Define what you mean by "where += would not work", I'm not sure to have
enough context to answer this question.

gdb/gdbserver above would be replaced with ${PN} in many/most recipes.
I am not sure how ${PN} "overrides" are handled but that would be a
valid use case for VAR_foo_append.

I think Robert and I were talking about foo being part of OVERRIDES
variable meaning we (I at least) oversaw this, thanks for the heads up.

Other appearances without an override condition:
$ grep -re '[A-Z_]\+_[a-z0-9]\+_append' meta-*
meta-openembedded/<..>/libnma_1.8.28.bb:EXTRA_OEMESON_mipsarchn32_append
= " -Dvapi=false"
meta-openembedded/<..>/libnma_1.8.28.bb:EXTRA_OEMESON_riscv32_append =
" -Dvapi=false"

Could these have been replaced with the following?

EXTRA_OEMESON_mipsarchn32 += "-Dvapi=false"
EXTRA_OEMESON_riscv32 += "-Dvapi=false"
Considering there are no EXTRA_OEMESON_mipsarchn32 in any of the classes
included and that EXTRA_OEMESON expects a space-separated list of
strings, it'd probably be ok.

However, this seems fishy... It is possible that this is a mistake and
one should have written EXTRA_OEMESON_append_mipsarchn32...

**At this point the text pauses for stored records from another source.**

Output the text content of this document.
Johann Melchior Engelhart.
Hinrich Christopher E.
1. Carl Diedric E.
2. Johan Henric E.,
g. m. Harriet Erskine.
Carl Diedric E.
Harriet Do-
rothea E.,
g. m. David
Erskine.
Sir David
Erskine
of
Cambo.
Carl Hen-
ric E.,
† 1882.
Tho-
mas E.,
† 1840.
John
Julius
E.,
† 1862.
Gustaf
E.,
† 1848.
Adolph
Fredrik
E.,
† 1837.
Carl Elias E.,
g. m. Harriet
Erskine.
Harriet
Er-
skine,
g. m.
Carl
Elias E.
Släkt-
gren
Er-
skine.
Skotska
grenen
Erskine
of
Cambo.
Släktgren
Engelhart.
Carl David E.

If EXTRA_OEMESON was intended to be overwritten completly for
mipsarchn32 to disable gobject-introspection, having
GI_DATA_ENABLED_mipsarchn32 = "False" and
EXTRA_OEMESON_append_mipsarchn32 = " -Dvapi=false" would be more
suitable.

If I were you, I would ask on the ML if it was intended and adding the
committer in Cc :)

Quentin


Robert P. J. Day
 

On Tue, 9 Mar 2021, Quentin Schulz wrote:

Hi Robert,

On Tue, Mar 09, 2021 at 09:39:14AM -0500, Robert P. J. Day wrote:

bitbake manual, chapter 3, examples of conditional syntax:

https://docs.yoctoproject.org/bitbake/bitbake-user-manual/bitbake-user-manual-metadata.html#examples

correctly distinguishes between A_foo_append and A_append_foo, but how
often would one use that first form, anyway?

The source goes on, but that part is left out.